After some searching and spreading the word, they were able to find several farmers willing to donate machinery for Glenn’s effort. Midwest Machinery also offered reduced prices on necessary parts.
Such donated items included:
• a four-row planter from the Borg family of Cokato;
• a field cultivator from Harlan Kotila of Cokato;
• a row cultivator from Brian Danielson of Cokato;
• a corn metering unit donated by Doug Lundeen of Cokato; and,
• a hand-crank corn sheller and steel grain bin donated by Wayne Kozitka of Howard Lake.
Glenn is also looking for donated working garden tillers, carpentry tools, welding supplies, sewing machines, and gently-used shoes.
Shoes Galore shoe drive
A few years ago, there was a shoe drive for the center and many of the orphans and widows are still wearing the same shoes, Glenn explained. He described how one woman was wearing shoes too small for her, and three inches of her heels were sticking over the backs.
Good Shepherd Free Lutheran Church is looking to pack any left over space in the shipping container with donated gently-used shoes and is asking the community to participate in its Shoes Galore shoe drive.
For every pair of shoes collected, Good Shepherd’s youth group will hang a cut-out shoe on the wall of the sanctuary. The path of the shoes began at “Cokato” with the goal of ending at “Bunia Children’s Hope Center” on the other side.

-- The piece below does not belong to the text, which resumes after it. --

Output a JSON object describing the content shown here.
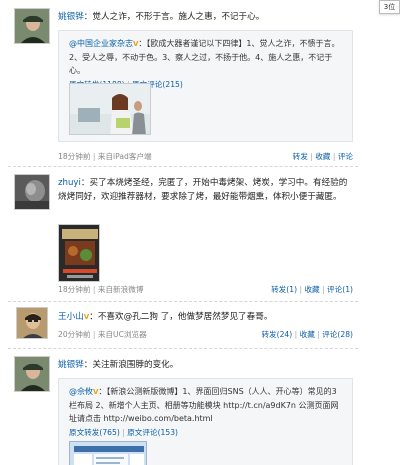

The shoes, which were designed by cartoonist and former church member Ray Hanson, each have verse Isaiah 6:8, which reads: “Then I heard the voice of the Lord saying, ‘Whom shall I send? And who will go for us?’ And I said, ‘Here I am. Send me!’”

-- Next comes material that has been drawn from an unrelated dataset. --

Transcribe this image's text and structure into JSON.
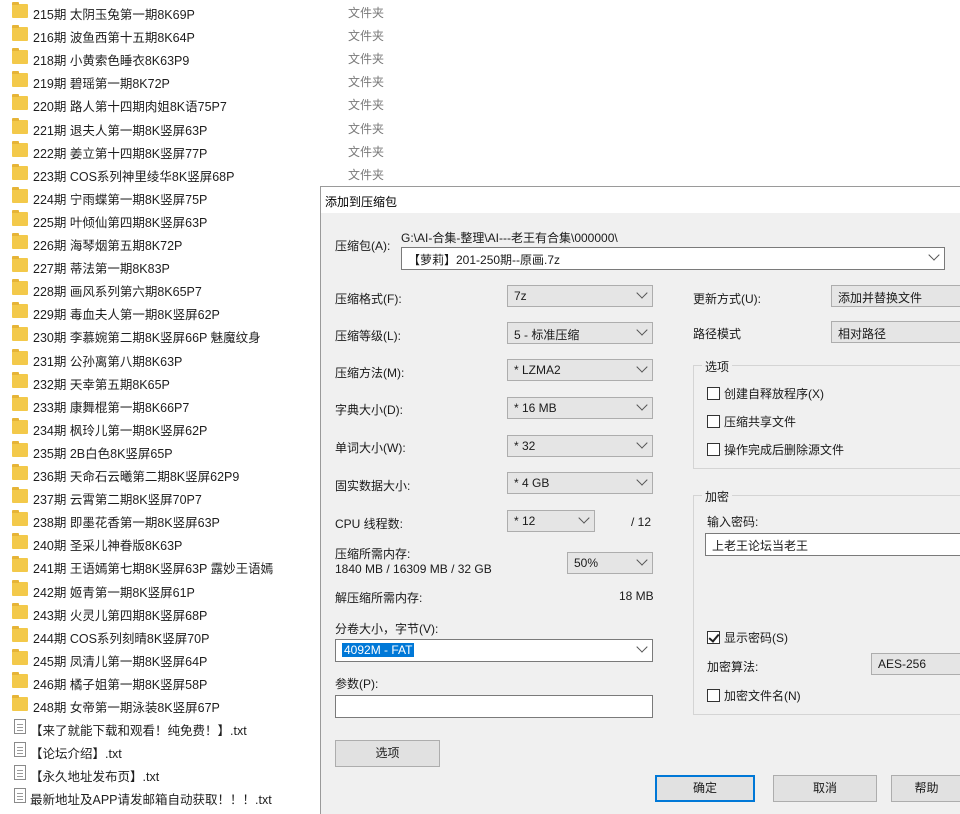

Drop-off sites for shoes in Cokato include: Good Shepherd Free Lutheran, First Baptist, Elim Mission Church, Crossroads, Broadway Hair Fashions, and Assembly of God Church. Sites in Dassel include: Gethsemane, Dassel Covenant, Church of Christ, and Spectralytics.
Jody Danielson, Good Shepherd missions board member, suggests people with left-over shoes that don’t sell during the upcoming city-wide garage sale, donate them to the cause. For pick-up call Danielson at (320) 286-5362.
Shoes will be collected until Wednesday, May 4.
To donate monetarily and assist with shipping costs, send checks to: Hope Centers for Children in Africa (HCCA), 500 Rudy Lane, Buffalo, MN, 55313.